Serum C-peptide is a substance produced synchronously in the process of insulin secretion by the human body, and the amount of it produced is in a 1:1 relationship with the newly produced insulin. C-peptide detection is often used in the classification and diagnosis of diabetes, and C-peptide can truly reflect the actual insulin level, so the body produces as much insulin as it synthesizes. Our data showed that serum C-peptide and serum insulin levels were positively correlated, and the obese girls with PCOS group were significantly higher than the obese girls without PCOS. After weight management intervention, serum C-peptide and serum insulin levels in the obese girls with PCOS group were significantly reduced.

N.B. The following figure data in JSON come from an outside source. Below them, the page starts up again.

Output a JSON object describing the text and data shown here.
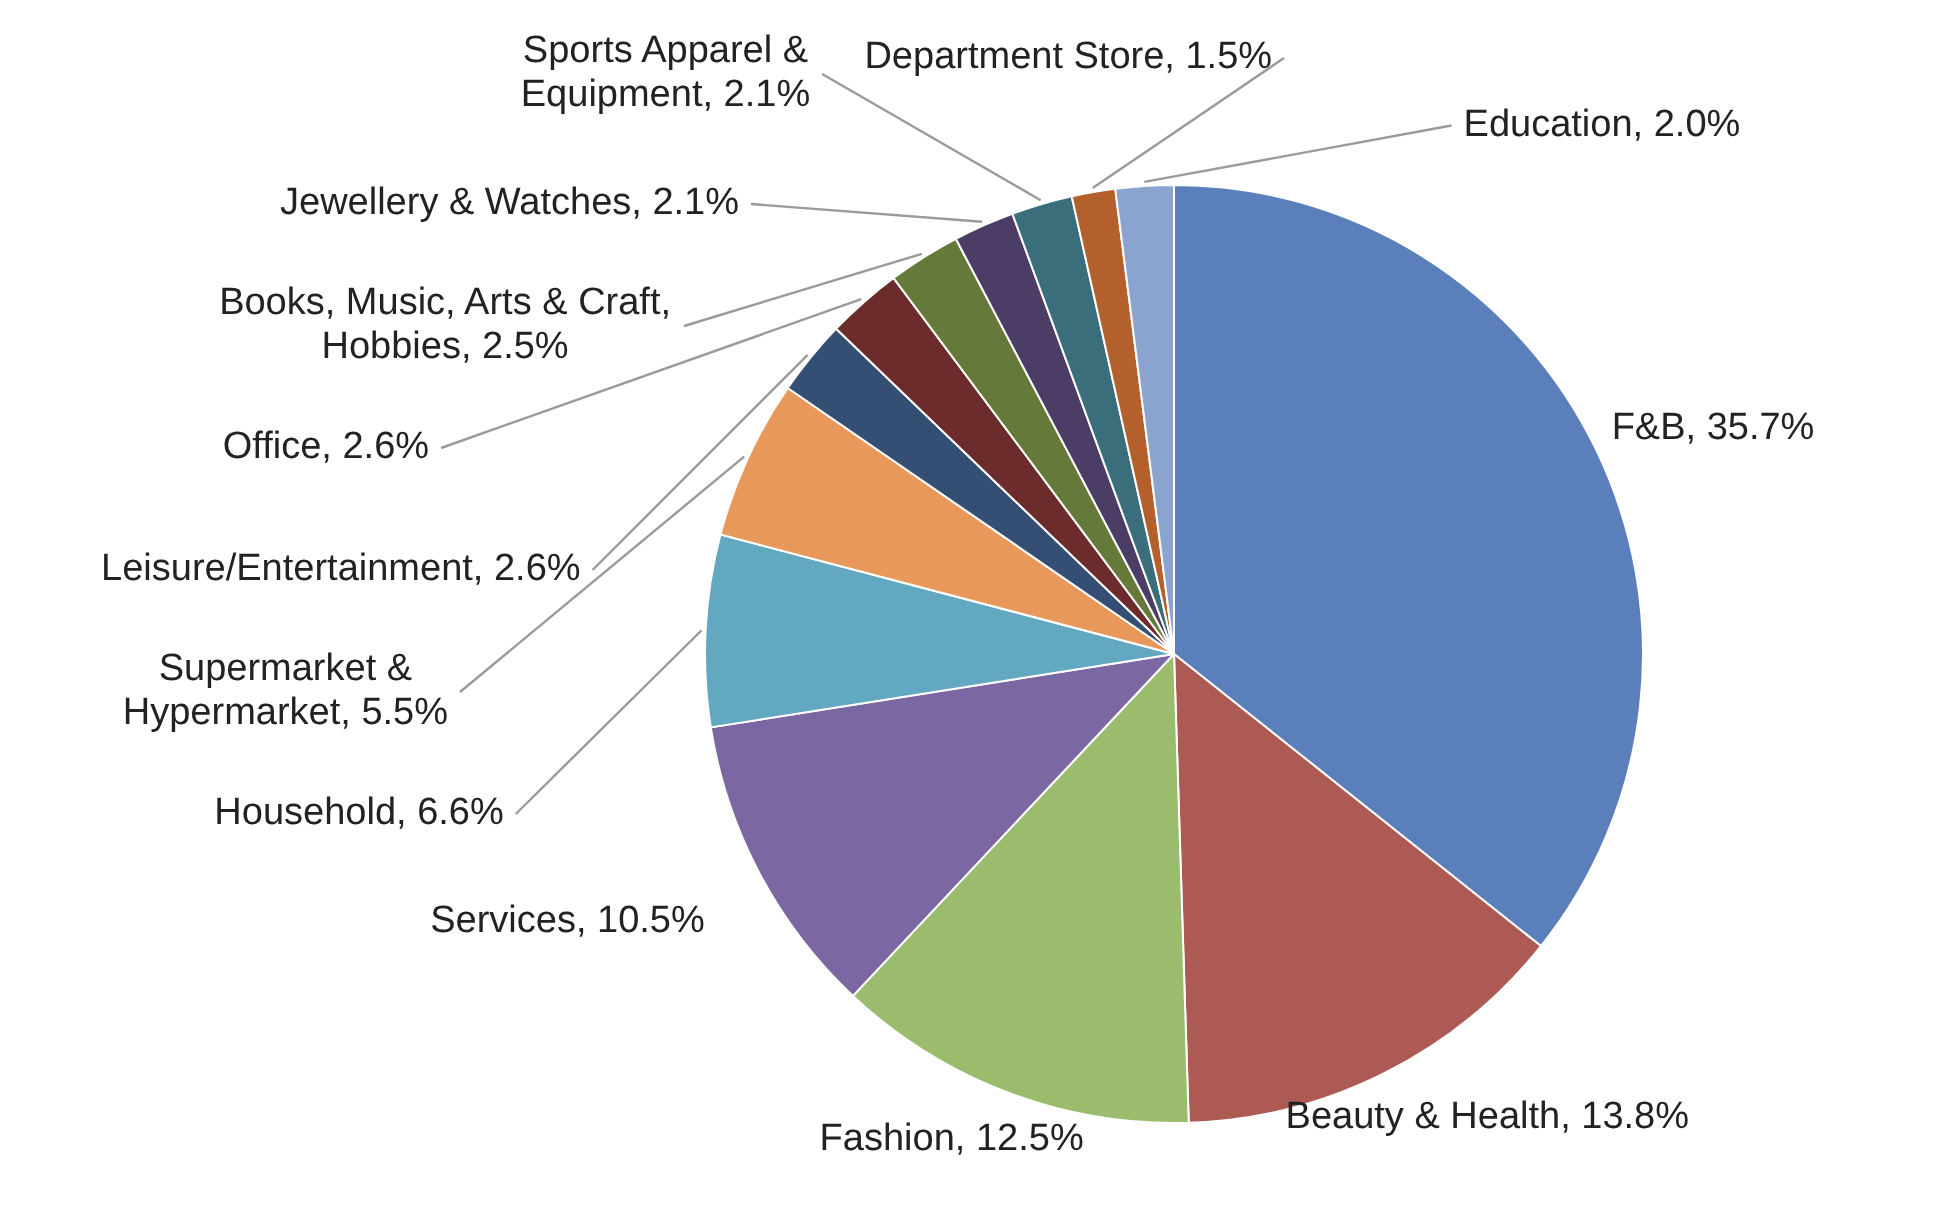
{
  "chart_data": {
    "type": "pie",
    "categories": [
      "F&B",
      "Beauty & Health",
      "Fashion",
      "Services",
      "Household",
      "Supermarket & Hypermarket",
      "Leisure/Entertainment",
      "Office",
      "Books, Music, Arts & Craft, Hobbies",
      "Jewellery & Watches",
      "Sports Apparel & Equipment",
      "Department Store",
      "Education"
    ],
    "values": [
      35.7,
      13.8,
      12.5,
      10.5,
      6.6,
      5.5,
      2.6,
      2.6,
      2.5,
      2.1,
      2.1,
      1.5,
      2.0
    ],
    "value_labels": [
      "35.7%",
      "13.8%",
      "12.5%",
      "10.5%",
      "6.6%",
      "5.5%",
      "2.6%",
      "2.6%",
      "2.5%",
      "2.1%",
      "2.1%",
      "1.5%",
      "2.0%"
    ],
    "colors": [
      "#5b7fbb",
      "#ad5a55",
      "#9bbb6d",
      "#7b68a3",
      "#62a8c0",
      "#e8985a",
      "#344f73",
      "#6b2c2b",
      "#657a3a",
      "#4c3d66",
      "#3a6e7a",
      "#b4602c",
      "#8aa4cf"
    ],
    "legend": false
  }
}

Through data analysis, Ke et al. found that hyperinsulinemia in patients with PCOS was caused by increased pancreatic β-cell secretion and impaired liver clearance of these hormones [21].

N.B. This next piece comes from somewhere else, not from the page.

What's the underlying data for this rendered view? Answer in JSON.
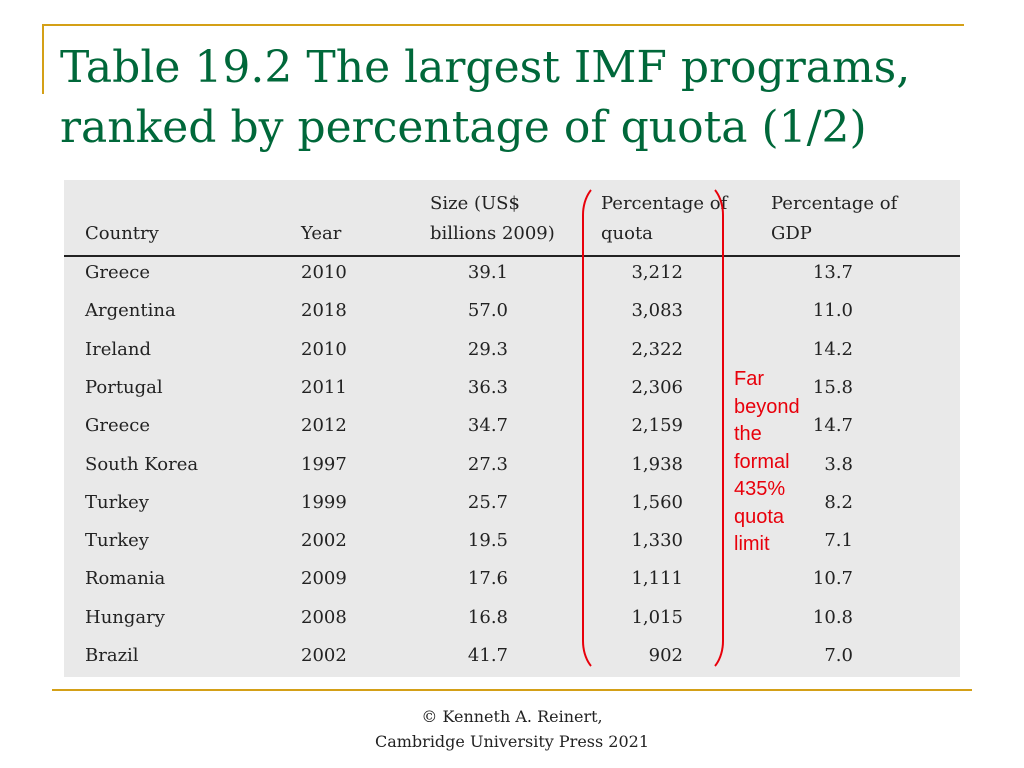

Our study found that obese adolescent girls with PCOS often showed obvious characteristics of high androgen in sex hormone disorders. In terms of metabolic disorders, in addition to the body surface features of overweight and increased body fat, hematological indicators showed that serum insulin, serum NRG4, and serum C-peptide were significantly increased, and serum irisin was significantly decreased. Weight management can improve sex hormone and metabolic disorders. The data indicate that these parameters may be used as clinical indicators for the diagnosis of obesity with PCOS and the evaluation of treatment effect, and these results have clear clinical application value.

Conclusion

Although the definition and diagnostic criteria of adolescent PCOS are still controversial, AMH remains a essential diagnostic biomarker. Adolescent obesity with PCOS is associated with glucose and lipid metabolism and sex steroid hormone disorders. Serum irisin can be used as an important indicator of lipid metabolism, but its exact pathophysiological and clinical characteristics vary greatly. Weight management intervention can significantly improve the clinical symptoms and hematological indicators, serum irisin can be used as a essential biomarker to evaluate weight management. However, our study was limited by the low prevalence of such diseases and patient compliance. This is a single-center study. The number of enrolled patients is not large enough, and further multicenter studies are needed to verify it.